The community liaison is a pleasant chap called Themba, but we were basically free to walk and drive as much as we could along the Fever Tree lined pan.
Perhaps we were too late in summer or perhaps the water level had not dropped enough (probably a combination of the two), but there were no rarities about and we had to content ourselves with a lot of the usual suspects.
The African Jacana were particularly noticeable defending their territories and flying to-and-fro with their long legs dangling. There was a large flock of Spurwinged Goose on the pan and a few Whitewinged Tern in full black-bellied breeding plumage.
Our best sightings were Purple Heron (close to shore), a single Purple Gallinule, lots of Bluecheeked Bee-Eater swirling overhead, Pinkbacked Pelican and a fairly distant Malachite Kingfisher.
Away from the water, there is some good birding to be had in the acacia woodland and we saw Browncrowned Tchagra, Redbilled Quelea and Southern Boubou.

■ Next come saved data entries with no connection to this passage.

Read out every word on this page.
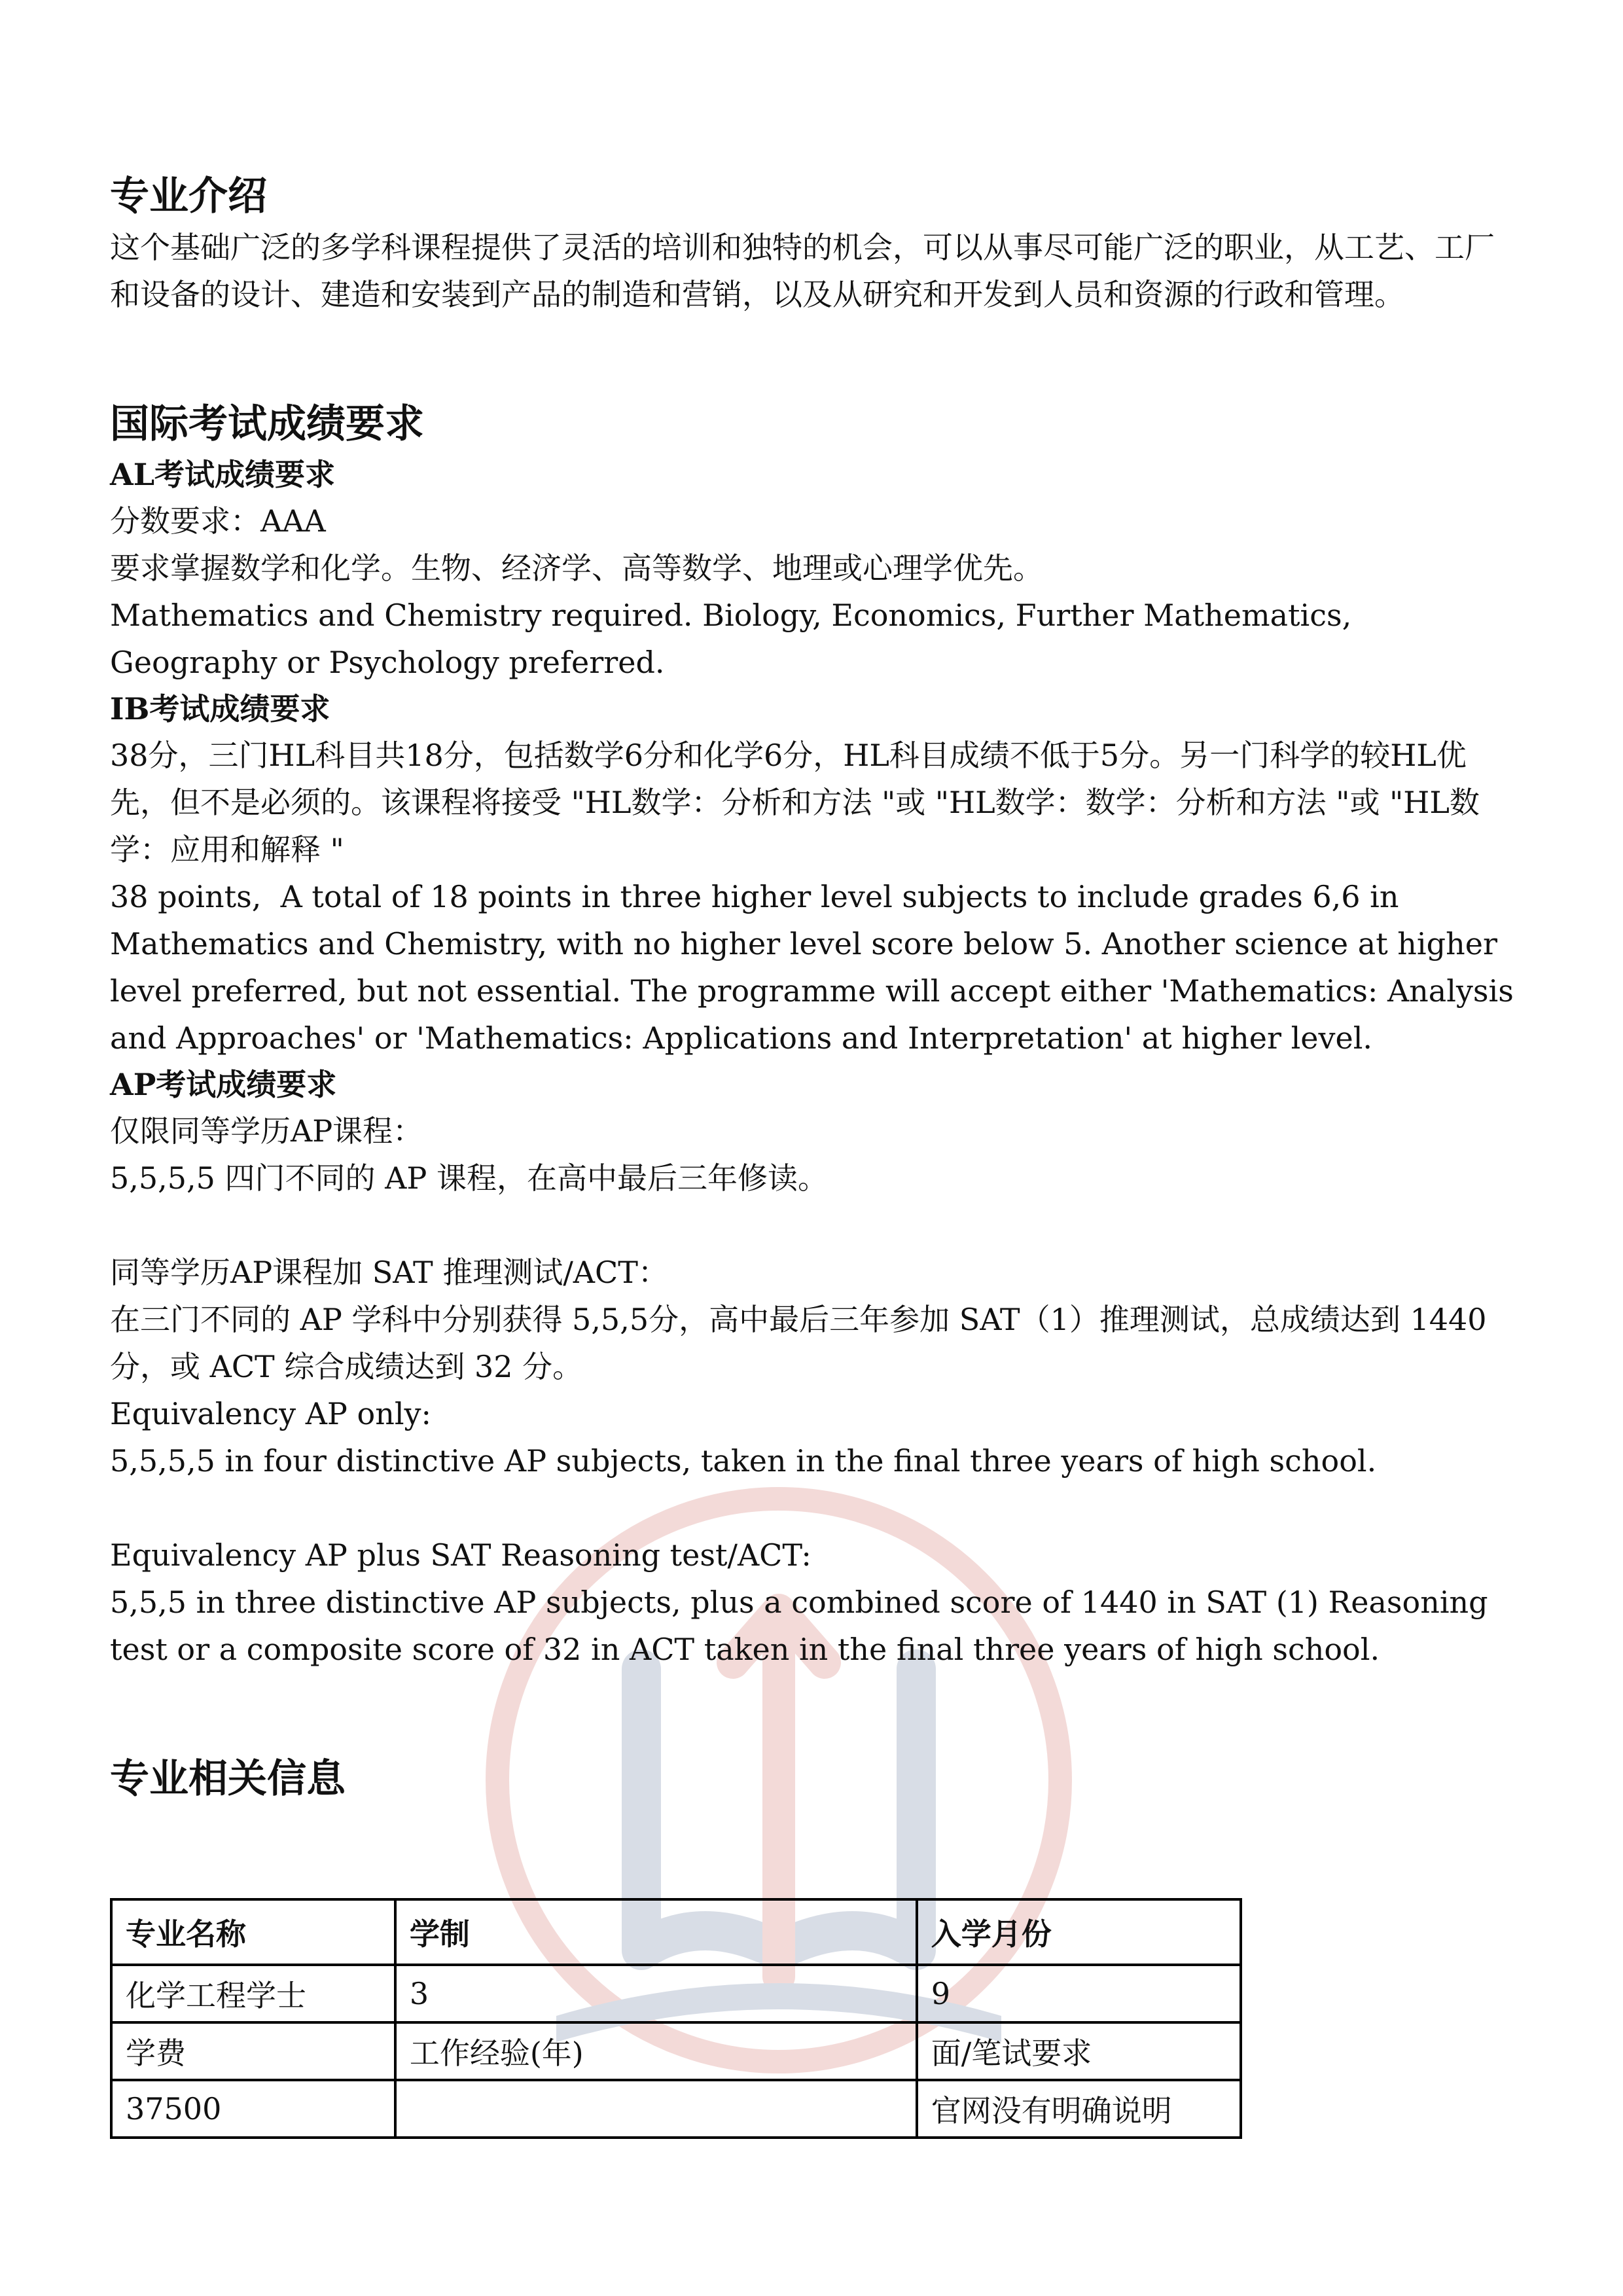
专业介绍

这个基础广泛的多学科课程提供了灵活的培训和独特的机会，可以从事尽可能广泛的职业，从工艺、工厂和设备的设计、建造和安装到产品的制造和营销，以及从研究和开发到人员和资源的行政和管理。

国际考试成绩要求
AL考试成绩要求

分数要求：AAA

要求掌握数学和化学。生物、经济学、高等数学、地理或心理学优先。

Mathematics and Chemistry required. Biology, Economics, Further Mathematics, Geography or Psychology preferred.

IB考试成绩要求

38分，三门HL科目共18分，包括数学6分和化学6分，HL科目成绩不低于5分。另一门科学的较HL优先，但不是必须的。该课程将接受 "HL数学：分析和方法 "或 "HL数学：数学：分析和方法 "或 "HL数学：应用和解释 "

38 points,  A total of 18 points in three higher level subjects to include grades 6,6 in Mathematics and Chemistry, with no higher level score below 5. Another science at higher level preferred, but not essential. The programme will accept either 'Mathematics: Analysis and Approaches' or 'Mathematics: Applications and Interpretation' at higher level.

AP考试成绩要求

仅限同等学历AP课程：

5,5,5,5 四门不同的 AP 课程，在高中最后三年修读。

同等学历AP课程加 SAT 推理测试/ACT：

在三门不同的 AP 学科中分别获得 5,5,5分，高中最后三年参加 SAT（1）推理测试，总成绩达到 1440 分，或 ACT 综合成绩达到 32 分。

Equivalency AP only:

5,5,5,5 in four distinctive AP subjects, taken in the final three years of high school.

Equivalency AP plus SAT Reasoning test/ACT:

5,5,5 in three distinctive AP subjects, plus a combined score of 1440 in SAT (1) Reasoning test or a composite score of 32 in ACT taken in the final three years of high school.

专业相关信息
专业名称	学制	入学月份
化学工程学士	3	9
学费	工作经验(年)	面/笔试要求
37500		官网没有明确说明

The community still use the pan a great deal for their daily needs, even with a pod of Hippopotamus grunting contentedly away less than a hundred metres from shore, but it is hoped they will see the worth of maintaining its reputation as a prime birding spot.
I’m sure they also derived some entertainment from watching my wife and I clamber and fall, in ungainly fashion, up and down the banks on the side of the main road!